The researchers write that death-related discounts may result from poor home maintenance by older sellers, while foreclosure discounts appear rooted in the greater likelihood of deterioration among foreclosed homes, and specifically the threat of vandalism. They note that the percentage loss on foreclosed properties is greater, on average, in less safe neighborhoods, where risks of damage to vacant homes may be higher.
"Banks know it's bad to hold an asset that's susceptible to damage, and want to unload such assets quickly," Campbell says. "Also, the costs to maintain a house are fixed, but those fixed costs eat up more of the price of a cheap house -- making lenders even more eager to dispose of foreclosed cheaper homes."

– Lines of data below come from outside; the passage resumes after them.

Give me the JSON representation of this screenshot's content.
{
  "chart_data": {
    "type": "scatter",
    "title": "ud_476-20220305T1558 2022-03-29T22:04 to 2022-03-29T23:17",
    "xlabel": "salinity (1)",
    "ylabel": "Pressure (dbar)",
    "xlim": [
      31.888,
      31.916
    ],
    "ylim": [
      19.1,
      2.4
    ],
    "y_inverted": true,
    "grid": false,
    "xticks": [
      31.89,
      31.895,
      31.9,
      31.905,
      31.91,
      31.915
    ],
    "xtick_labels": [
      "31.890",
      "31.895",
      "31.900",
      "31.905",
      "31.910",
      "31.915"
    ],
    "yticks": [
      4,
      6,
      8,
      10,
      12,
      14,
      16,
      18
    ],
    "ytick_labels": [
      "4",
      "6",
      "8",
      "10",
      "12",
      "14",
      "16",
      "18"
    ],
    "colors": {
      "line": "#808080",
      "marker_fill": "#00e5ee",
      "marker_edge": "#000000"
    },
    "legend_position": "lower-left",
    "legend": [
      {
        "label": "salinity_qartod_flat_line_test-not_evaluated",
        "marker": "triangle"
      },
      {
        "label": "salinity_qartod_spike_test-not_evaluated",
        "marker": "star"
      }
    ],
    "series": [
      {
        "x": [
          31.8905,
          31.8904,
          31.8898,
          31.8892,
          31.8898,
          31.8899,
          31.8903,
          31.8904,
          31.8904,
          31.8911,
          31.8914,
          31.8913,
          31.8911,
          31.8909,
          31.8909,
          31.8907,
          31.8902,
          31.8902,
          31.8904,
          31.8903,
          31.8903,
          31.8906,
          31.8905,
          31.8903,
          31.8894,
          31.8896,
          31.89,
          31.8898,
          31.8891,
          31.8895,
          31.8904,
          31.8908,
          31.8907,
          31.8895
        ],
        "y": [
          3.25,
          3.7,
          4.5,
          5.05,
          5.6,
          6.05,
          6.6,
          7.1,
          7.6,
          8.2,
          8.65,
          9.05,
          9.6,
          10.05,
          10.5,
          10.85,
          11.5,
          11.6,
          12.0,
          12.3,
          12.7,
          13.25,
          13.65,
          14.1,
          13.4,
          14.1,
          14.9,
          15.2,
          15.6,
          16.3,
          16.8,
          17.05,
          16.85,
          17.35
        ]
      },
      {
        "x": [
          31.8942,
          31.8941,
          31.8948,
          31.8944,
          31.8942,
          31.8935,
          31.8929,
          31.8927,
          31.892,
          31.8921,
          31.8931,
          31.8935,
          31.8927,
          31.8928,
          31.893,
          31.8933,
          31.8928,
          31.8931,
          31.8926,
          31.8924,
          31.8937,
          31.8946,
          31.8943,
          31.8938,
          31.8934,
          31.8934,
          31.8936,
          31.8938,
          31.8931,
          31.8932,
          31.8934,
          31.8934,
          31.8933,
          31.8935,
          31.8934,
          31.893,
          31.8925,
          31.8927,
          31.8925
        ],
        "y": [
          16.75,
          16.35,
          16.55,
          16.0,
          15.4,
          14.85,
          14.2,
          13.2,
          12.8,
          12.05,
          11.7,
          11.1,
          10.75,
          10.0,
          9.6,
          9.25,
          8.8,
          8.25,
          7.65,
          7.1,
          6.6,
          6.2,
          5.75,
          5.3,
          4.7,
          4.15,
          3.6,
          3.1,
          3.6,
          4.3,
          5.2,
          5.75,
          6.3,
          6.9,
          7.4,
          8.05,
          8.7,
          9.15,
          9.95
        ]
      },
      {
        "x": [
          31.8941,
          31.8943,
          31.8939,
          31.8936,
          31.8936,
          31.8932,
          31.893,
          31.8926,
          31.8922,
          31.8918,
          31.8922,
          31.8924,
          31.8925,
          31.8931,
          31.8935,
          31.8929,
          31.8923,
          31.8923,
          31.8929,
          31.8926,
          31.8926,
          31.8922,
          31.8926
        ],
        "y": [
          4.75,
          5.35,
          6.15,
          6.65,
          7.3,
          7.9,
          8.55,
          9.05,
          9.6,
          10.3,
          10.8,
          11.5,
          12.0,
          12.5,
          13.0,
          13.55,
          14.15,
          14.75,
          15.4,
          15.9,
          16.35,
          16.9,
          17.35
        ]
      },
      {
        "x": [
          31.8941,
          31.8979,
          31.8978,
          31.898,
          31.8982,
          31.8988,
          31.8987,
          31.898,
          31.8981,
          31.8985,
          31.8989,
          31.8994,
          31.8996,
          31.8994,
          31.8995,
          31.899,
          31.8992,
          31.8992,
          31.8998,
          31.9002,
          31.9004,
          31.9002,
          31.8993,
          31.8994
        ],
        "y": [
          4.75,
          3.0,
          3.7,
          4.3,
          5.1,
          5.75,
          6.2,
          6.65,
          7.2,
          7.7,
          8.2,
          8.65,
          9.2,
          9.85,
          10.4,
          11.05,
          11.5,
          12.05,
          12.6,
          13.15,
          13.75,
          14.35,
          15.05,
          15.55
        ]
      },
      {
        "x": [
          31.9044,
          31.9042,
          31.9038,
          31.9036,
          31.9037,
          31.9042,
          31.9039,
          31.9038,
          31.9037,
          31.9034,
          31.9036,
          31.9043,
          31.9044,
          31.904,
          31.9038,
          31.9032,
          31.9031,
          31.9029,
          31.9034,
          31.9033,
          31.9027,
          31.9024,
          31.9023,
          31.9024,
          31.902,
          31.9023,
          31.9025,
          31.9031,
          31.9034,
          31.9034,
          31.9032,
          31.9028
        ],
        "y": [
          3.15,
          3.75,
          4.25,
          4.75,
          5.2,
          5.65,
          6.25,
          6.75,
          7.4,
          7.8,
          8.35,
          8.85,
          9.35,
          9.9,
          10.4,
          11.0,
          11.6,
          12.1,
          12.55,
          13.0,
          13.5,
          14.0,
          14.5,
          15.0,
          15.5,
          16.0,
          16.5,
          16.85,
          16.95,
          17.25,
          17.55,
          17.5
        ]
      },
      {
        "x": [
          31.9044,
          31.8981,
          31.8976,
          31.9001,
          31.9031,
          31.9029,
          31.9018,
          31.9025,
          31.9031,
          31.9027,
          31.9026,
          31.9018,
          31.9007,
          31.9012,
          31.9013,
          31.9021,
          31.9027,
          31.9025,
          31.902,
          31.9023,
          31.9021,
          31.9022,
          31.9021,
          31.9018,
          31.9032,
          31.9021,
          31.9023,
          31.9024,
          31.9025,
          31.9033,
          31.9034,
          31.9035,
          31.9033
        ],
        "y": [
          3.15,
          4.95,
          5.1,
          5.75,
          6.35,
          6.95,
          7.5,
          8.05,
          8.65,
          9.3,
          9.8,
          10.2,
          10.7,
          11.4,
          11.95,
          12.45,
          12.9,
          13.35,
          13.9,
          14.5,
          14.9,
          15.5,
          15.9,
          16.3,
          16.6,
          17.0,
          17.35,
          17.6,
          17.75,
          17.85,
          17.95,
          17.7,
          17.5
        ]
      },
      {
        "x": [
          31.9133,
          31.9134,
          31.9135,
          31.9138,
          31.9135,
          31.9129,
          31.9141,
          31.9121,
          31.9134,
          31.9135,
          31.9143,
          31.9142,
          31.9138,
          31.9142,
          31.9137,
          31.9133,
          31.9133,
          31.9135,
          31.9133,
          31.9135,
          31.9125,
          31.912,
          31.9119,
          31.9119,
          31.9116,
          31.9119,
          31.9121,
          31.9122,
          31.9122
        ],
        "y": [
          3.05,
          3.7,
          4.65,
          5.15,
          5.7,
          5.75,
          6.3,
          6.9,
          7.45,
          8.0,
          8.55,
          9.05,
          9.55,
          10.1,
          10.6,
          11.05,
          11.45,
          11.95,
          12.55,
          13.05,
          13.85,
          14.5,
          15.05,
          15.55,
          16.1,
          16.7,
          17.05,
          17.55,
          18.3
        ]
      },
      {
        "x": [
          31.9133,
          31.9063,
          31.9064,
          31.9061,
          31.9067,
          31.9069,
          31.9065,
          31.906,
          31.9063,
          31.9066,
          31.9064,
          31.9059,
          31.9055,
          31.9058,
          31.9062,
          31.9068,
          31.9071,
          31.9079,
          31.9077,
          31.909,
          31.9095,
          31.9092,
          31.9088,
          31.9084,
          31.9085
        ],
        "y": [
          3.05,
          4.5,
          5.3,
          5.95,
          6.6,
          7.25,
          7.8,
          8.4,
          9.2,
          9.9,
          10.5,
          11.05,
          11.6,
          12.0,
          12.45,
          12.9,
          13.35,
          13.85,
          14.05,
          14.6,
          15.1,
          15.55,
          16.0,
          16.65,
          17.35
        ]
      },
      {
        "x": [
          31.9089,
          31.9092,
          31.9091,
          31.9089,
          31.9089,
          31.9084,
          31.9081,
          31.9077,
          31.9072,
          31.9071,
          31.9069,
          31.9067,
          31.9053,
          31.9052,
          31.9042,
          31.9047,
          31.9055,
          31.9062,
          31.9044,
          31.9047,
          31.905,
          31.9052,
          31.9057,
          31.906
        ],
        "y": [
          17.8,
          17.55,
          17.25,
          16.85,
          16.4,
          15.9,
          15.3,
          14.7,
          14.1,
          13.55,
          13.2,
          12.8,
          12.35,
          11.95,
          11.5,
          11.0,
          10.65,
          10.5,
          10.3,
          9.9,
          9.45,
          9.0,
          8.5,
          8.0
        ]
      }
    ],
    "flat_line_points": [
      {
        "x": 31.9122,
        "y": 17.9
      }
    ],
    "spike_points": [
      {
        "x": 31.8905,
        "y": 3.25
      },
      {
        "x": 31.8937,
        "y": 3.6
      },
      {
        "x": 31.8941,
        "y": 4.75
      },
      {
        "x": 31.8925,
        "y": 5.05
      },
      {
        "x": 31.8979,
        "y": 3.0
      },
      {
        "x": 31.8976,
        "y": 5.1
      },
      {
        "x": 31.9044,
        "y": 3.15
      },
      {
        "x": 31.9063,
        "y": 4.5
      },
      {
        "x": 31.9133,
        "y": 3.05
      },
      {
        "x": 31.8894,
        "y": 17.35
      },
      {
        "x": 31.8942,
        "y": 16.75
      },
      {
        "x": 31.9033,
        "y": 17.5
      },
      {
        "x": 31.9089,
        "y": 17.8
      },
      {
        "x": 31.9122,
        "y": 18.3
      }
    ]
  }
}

Campbell and his colleagues found that prices of other homes fall by about 1 percent if within roughly 250 feet of a foreclosed property, an effect that fades away for homes 500 or more feet from a foreclosure. What's more, these "contagion" effects appear to be cumulative, meaning that multiple foreclosed homes in close proximity can depress the value of other nearby properties by several percentage points.
The researchers say their results indicate that public policy should aim to minimize foreclosures, which appear broadly harmful.
"Our work provides evidence of genuine social harm arising from foreclosures," Campbell says. "Public policy should discourage reliance on foreclosure as a means of protecting lenders. While foreclosure may rescue lenders, it damages the rest of society."
Campbell, Giglio, and Pathak's work was supported by Harvard's Real Estate Academic Initiative.